The process becomes familiar. So how to stop dysphoria depends on the individual's stage and circumstances.
Here are some actionable steps that MTF transgender people can take to alleviate dysphoria:
- Be aware of your self-talk and insert positive commentary.
- Take a step back and look at your thoughts from a different perspective to recalibrate your perception.
- Remember that stopping dysphoria completely is not always possible.
- Be patient with yourself and give yourself time to learn to cope with dysphoria.
- Accept your body and love yourself at every stage of your journey.
Anchoring Your Perception
What has worked is changing how one anchors their perspective on what a female body is, like a ship anchoring its center.
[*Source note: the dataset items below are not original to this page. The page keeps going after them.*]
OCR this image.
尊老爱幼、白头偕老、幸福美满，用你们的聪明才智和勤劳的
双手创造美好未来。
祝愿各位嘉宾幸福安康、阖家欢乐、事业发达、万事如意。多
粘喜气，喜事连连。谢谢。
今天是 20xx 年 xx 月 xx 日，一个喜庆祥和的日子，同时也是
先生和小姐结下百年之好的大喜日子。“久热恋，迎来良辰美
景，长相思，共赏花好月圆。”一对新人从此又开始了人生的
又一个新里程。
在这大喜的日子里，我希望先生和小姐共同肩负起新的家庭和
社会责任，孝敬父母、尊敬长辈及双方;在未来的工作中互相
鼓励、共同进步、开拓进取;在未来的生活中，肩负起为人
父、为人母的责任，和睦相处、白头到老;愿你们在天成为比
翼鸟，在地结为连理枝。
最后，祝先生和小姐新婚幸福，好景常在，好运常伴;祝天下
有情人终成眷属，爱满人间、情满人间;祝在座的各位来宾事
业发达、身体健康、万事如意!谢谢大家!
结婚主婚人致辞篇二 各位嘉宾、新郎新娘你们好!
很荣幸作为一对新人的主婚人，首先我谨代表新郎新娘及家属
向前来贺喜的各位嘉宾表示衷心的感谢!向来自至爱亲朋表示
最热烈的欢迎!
Everyone has a constructed internal definition of womanhood. How this is defined and absorbed subconsciously as an internal gender schema varies.
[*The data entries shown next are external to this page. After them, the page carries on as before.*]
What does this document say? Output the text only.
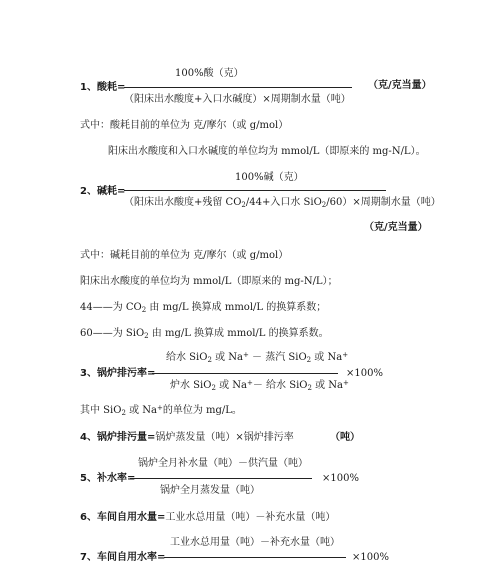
100%酸（克）
1、酸耗=	（克/克当量）
（阳床出水酸度+入口水碱度）×周期制水量（吨）
式中：酸耗目前的单位为 克/摩尔（或 g/mol）
阳床出水酸度和入口水碱度的单位均为 mmol/L（即原来的 mg-N/L）。
100%碱（克）
2、碱耗=
（阳床出水酸度+残留 $CO_2/44+$入口水 SiO$_2$/60）×周期制水量（吨）
（克/克当量）
式中：碱耗目前的单位为 克/摩尔（或 g/mol）
阳床出水酸度的单位均为 mmol/L（即原来的 mg-N/L）；
44——为 $CO_2$ 由 mg/L 换算成 mmol/L 的换算系数；
60——为 SiO$_2$ 由 mg/L 换算成 mmol/L 的换算系数。
给水 SiO$_2$ 或 Na+ － 蒸汽 SiO$_2$ 或 Na+
3、锅炉排污率=	×100%
炉水 SiO$_2$ 或 Na+－ 给水 SiO$_2$ 或 Na+
其中 SiO$_2$ 或 Na+的单位为 mg/L。
4、锅炉排污量=锅炉蒸发量（吨）×锅炉排污率	（吨）
锅炉全月补水量（吨）－供汽量（吨）
5、补水率=	×100%
锅炉全月蒸发量（吨）
6、车间自用水量=工业水总用量（吨）－补充水量（吨）
工业水总用量（吨）－补充水量（吨）
7、车间自用水率=	×100%
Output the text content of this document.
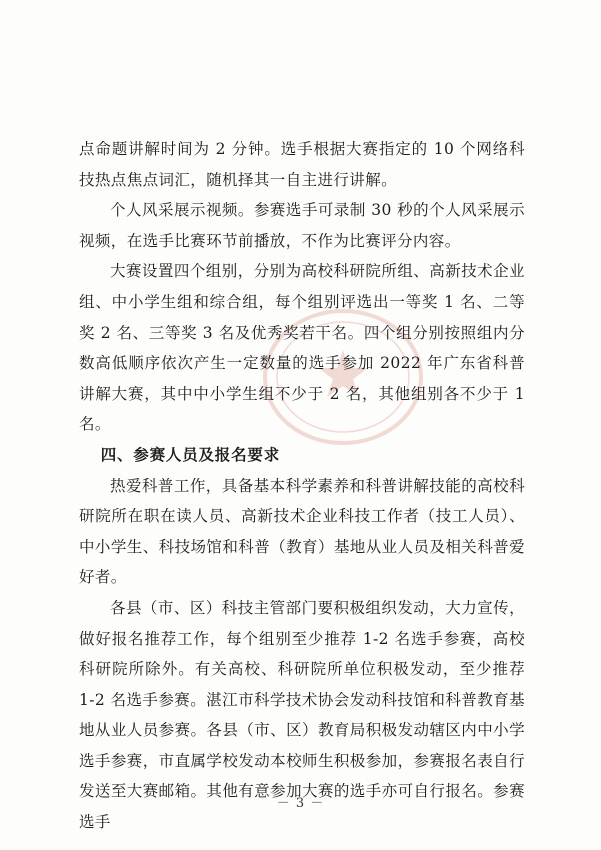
点命题讲解时间为 2 分钟。选手根据大赛指定的 10 个网络科技热点焦点词汇，随机择其一自主进行讲解。

个人风采展示视频。参赛选手可录制 30 秒的个人风采展示视频，在选手比赛环节前播放，不作为比赛评分内容。

大赛设置四个组别，分别为高校科研院所组、高新技术企业组、中小学生组和综合组，每个组别评选出一等奖 1 名、二等奖 2 名、三等奖 3 名及优秀奖若干名。四个组分别按照组内分数高低顺序依次产生一定数量的选手参加 2022 年广东省科普讲解大赛，其中中小学生组不少于 2 名，其他组别各不少于 1 名。

四、参赛人员及报名要求

热爱科普工作，具备基本科学素养和科普讲解技能的高校科研院所在职在读人员、高新技术企业科技工作者（技工人员）、中小学生、科技场馆和科普（教育）基地从业人员及相关科普爱好者。

各县（市、区）科技主管部门要积极组织发动，大力宣传，做好报名推荐工作，每个组别至少推荐 1-2 名选手参赛，高校科研院所除外。有关高校、科研院所单位积极发动，至少推荐 1-2 名选手参赛。湛江市科学技术协会发动科技馆和科普教育基地从业人员参赛。各县（市、区）教育局积极发动辖区内中小学选手参赛，市直属学校发动本校师生积极参加，参赛报名表自行发送至大赛邮箱。其他有意参加大赛的选手亦可自行报名。参赛选手

－ 3 －
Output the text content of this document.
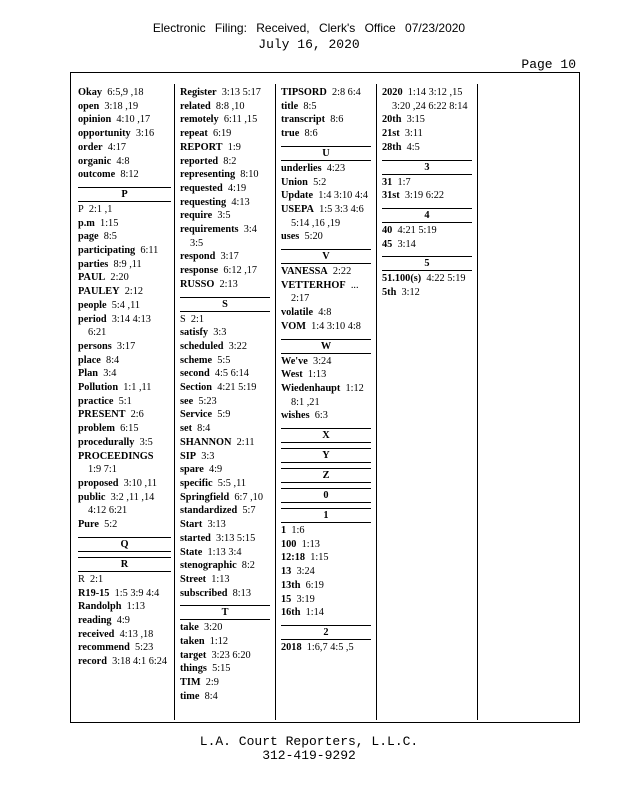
Electronic Filing: Received, Clerk's Office 07/23/2020
July 16, 2020
Page 10
Okay 6:5,9 ,18
open 3:18 ,19
opinion 4:10 ,17
opportunity 3:16
order 4:17
organic 4:8
outcome 8:12
P
P 2:1 ,1
p.m 1:15
page 8:5
participating 6:11
parties 8:9 ,11
PAUL 2:20
PAULEY 2:12
people 5:4 ,11
period 3:14 4:13 6:21
persons 3:17
place 8:4
Plan 3:4
Pollution 1:1 ,11
practice 5:1
PRESENT 2:6
problem 6:15
procedurally 3:5
PROCEEDINGS  1:9 7:1
proposed 3:10 ,11
public 3:2 ,11 ,14 4:12 6:21
Pure 5:2
Q
R
R 2:1
R19-15 1:5 3:9 4:4
Randolph 1:13
reading 4:9
received 4:13 ,18
recommend 5:23
record 3:18 4:1 6:24
Register 3:13 5:17
related 8:8 ,10
remotely 6:11 ,15
repeat 6:19
REPORT 1:9
reported 8:2
representing 8:10
requested 4:19
requesting 4:13
require 3:5
requirements 3:4 3:5
respond 3:17
response 6:12 ,17
RUSSO 2:13
S
S 2:1
satisfy 3:3
scheduled 3:22
scheme 5:5
second 4:5 6:14
Section 4:21 5:19
see 5:23
Service 5:9
set 8:4
SHANNON 2:11
SIP 3:3
spare 4:9
specific 5:5 ,11
Springfield 6:7 ,10
standardized 5:7
Start 3:13
started 3:13 5:15
State 1:13 3:4
stenographic 8:2
Street 1:13
subscribed 8:13
T
take 3:20
taken 1:12
target 3:23 6:20
things 5:15
TIM 2:9
time 8:4
TIPSORD 2:8 6:4
title 8:5
transcript 8:6
true 8:6
U
underlies 4:23
Union 5:2
Update 1:4 3:10 4:4
USEPA 1:5 3:3 4:6 5:14 ,16 ,19
uses 5:20
V
VANESSA 2:22
VETTERHOF ... 2:17
volatile 4:8
VOM 1:4 3:10 4:8
W
We've 3:24
West 1:13
Wiedenhaupt 1:12 8:1 ,21
wishes 6:3
X
Y
Z
0
1
1 1:6
100 1:13
12:18 1:15
13 3:24
13th 6:19
15 3:19
16th 1:14
2
2018 1:6,7 4:5 ,5
2020 1:14 3:12 ,15 3:20 ,24 6:22 8:14
20th 3:15
21st 3:11
28th 4:5
3
31 1:7
31st 3:19 6:22
4
40 4:21 5:19
45 3:14
5
51.100(s) 4:22 5:19
5th 3:12
L.A. Court Reporters, L.L.C.
312-419-9292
One issue that persists is the "vagina problem"—not having a vagina yet believing that would complete one's sense of dysphoria. This fundamental definition sits deep in the subconscious.
Some dysphoria simply cannot be resolved without surgery and must be acknowledged and accepted.
In early transition before passing, looking in the mirror and proactively seeing "her" instead of "him" can shift perspective. The mind fixates on what is looked at and obsessed over. One must work against their own mind.
Avoiding Unrealistic Comparisons
Another helpful anchoring shift is avoiding unrealistic images of women on social media as the standard. Idealized bodies are often unattainable and shouldn't be the anchor.
A conversation with a surgeon helped shift perspective—comparing oneself to shorter women gives unrealistic proportional ideas. Looking at similar height women provides a more realistic anchor.
Accepting Your Body
Coming to terms with one's own body type and accepting it is important. Not everyone's body matches their idealized image. But trans bodies have their own beauty. Promoting variation is valuable. Recalibrating self-talk to accept and love one's body can mitigate dysphoria.
Radical self-love requires releasing rigid attachments to any one version of an ideal. Your spirit and essence transcend physical forms.
You are worthy and deserving of love at every stage. Internalizing this empowers you to embrace your body's journey with compassion.
Days of Dysphoria: Summary
In conclusion, gender dysphoria is a complex experience that can be difficult to manage. However, there are ways to cope with and reduce dysphoria, such as understanding its causes, recalibrating your perception, and accepting your body.
One key factor is to be aware of your self-talk and how it programs your brain. Inserting positive commentary into your self-talk can help you manage dysphoria.
Additionally, by taking a step back and looking at your thoughts from a different perspective, you can learn to recalibrate your perception and mitigate dysphoria.
It is also important to remember that stopping dysphoria completely is not always possible. Dysphoria levels vary depending on where you are in your transition, what actions you have taken, and how long you have worked with it. However, with time and effort, you can learn to cope with dysphoria and live a fulfilling life.
Finally, it is important to accept your body and love yourself at every stage of your journey. Radical self-love requires releasing rigid attachments to any one version of an ideal. Remember that your spirit and essence transcend physical forms. You are worthy and deserving of love at every stage.